'Başbakan demokrasiden şikayet ediyor'
CHP Genel Başkanı Kemal Kılıçdaroğlu, kuvvetler ayrılığı ilkesinin bütün başkanlık sistemlerinde de bulunduğuna işaret ederek, "Eğer öyle yorumlanıyorsa, onlar başkanlık sisteminin de ne olduğunu bilmiyor. Bu daha da vahim bir tablodur" dedi.
Parti genel merkezinde basın toplantısı düzenleyen CHP Genel Başkanı Kemal Kılıçdaoğlu, Başbakan Recep Tayyip Erdoğan’ın Konya’da yaptığı konuşmanın üzerinde durulması ve tartışılması gereken bir konuşma olduğunu belirterek, Başbakan Erdoğan’ın yaptığı konuşmanın sıradan bir konuşma olmadığını söyledi. Başbakan Erdoğan’ın yaptığı konuşmayı toplumun sıradan bir konuşma olarak algılaması durumunda demokrasinin üzerine çok büyük bir gölge düştüğünü kaydeden Kılıçdaroğlu, “Geriye dönüp tarihe baktığımızda bütün insanlığın bir tek ortak mücadele alanı var. Tek mücadele alanı. O da demokrasi ve özgürlük. Rengi ne olursa olsun, inancı ne olursa olursun, yaşı ne olursa olsun, dini ne olursa olsun bütün insanların tek bir ortak mücadele alanı var ve demokrasidir. Bunun için insanoğlu çok ağır bedeller ödemiştir. İdamlar olmuş, başlar kesilmiş ama demokrasi ve özgürlük mücadelesi insanlığın ortak mücadelesi olarak bugüne kadar gelmiştir” diye konuştu.

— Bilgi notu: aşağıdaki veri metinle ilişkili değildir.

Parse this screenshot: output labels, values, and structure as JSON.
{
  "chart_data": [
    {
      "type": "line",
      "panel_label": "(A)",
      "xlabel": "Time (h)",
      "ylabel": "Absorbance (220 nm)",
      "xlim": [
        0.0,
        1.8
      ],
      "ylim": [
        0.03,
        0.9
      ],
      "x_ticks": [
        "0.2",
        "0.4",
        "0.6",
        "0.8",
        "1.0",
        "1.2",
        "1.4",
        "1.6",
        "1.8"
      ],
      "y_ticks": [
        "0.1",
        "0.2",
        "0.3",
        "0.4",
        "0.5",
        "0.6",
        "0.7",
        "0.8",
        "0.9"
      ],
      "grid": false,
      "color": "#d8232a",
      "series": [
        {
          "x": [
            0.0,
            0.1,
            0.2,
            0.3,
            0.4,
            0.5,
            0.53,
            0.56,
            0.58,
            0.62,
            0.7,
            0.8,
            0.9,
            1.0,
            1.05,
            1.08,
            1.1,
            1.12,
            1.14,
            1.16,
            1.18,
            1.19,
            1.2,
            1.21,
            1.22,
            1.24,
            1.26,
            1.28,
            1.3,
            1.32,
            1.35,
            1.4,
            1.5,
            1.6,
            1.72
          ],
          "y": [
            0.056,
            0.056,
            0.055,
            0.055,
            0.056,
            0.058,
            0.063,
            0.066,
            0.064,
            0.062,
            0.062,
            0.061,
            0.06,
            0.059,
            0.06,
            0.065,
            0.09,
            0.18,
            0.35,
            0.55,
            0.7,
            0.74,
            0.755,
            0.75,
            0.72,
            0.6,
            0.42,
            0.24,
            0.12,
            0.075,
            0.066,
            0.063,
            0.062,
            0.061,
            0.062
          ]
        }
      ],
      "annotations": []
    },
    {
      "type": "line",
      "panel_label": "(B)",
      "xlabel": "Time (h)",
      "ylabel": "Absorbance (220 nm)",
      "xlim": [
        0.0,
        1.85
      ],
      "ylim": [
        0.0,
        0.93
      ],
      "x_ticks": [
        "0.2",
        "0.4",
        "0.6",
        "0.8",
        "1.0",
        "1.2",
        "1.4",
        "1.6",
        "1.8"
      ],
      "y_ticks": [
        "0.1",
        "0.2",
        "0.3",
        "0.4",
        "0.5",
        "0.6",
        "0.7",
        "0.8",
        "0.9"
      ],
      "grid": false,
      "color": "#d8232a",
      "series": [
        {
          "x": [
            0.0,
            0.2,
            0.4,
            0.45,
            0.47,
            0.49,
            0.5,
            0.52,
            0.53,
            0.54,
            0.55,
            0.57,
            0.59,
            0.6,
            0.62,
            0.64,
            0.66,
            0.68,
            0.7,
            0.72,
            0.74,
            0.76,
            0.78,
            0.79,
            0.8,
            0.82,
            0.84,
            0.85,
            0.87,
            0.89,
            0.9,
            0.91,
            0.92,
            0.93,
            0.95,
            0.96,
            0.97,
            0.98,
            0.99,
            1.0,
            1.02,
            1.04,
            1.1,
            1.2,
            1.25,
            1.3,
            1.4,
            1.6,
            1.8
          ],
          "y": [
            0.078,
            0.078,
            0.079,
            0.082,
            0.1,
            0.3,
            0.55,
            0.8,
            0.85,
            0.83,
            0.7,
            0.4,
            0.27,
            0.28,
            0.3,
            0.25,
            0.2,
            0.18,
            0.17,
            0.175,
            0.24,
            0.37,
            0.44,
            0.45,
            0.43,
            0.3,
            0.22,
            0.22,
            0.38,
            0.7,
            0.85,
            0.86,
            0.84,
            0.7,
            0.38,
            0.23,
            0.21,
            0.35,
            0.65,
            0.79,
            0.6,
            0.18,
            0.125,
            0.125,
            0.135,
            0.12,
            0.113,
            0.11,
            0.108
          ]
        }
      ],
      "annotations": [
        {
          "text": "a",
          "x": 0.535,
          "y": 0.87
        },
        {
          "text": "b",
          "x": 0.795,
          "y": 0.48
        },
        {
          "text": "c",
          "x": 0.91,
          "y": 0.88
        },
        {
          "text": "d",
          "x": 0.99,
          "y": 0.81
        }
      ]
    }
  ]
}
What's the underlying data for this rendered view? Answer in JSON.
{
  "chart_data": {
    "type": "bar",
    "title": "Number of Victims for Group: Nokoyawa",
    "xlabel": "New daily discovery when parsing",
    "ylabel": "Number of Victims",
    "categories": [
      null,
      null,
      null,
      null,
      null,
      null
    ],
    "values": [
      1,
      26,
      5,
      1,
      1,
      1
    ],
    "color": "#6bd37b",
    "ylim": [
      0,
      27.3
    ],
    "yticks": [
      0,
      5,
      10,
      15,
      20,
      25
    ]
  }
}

Bu değerleri korumak için ülkelerin kendi içlerin değil, uluslararası kuruluşlar oluşturduğunu ifade eden Kılıçdaroğlu, demokrasiyi iktidar gücünü kontrol etmek için önemsediklerini dile getirdi. İktidarın gücünün bireyin ve hak özgürlüklerini sınırlamaması gerektiğini vurgulayan Kılıçdaroğlu, “İktidarın gücü hegonomik bir yapıya dönüşmemeli. Hukukun üstünlüğü çerçevesinde bir ülke yönetilmeli. Birey hak ve özgürlükleri koruna bilmeli. İnsanlığın demokrasi arayışı, adalet arayışı demektir. Adalet arıyor insanoğlu. Adalet arayışını güçlendiren kurullar oluşturuyorsunuz siz, Anayasalar yapıyorsunuz siz, uluslararası kuruluşlar çıkıyor ortaya. Adaleti güçlendirmek, bireyi yaşadığı toplumda özgür kılmak. Hedef ve amaç bu. Bunun yapılması lazım” dedi.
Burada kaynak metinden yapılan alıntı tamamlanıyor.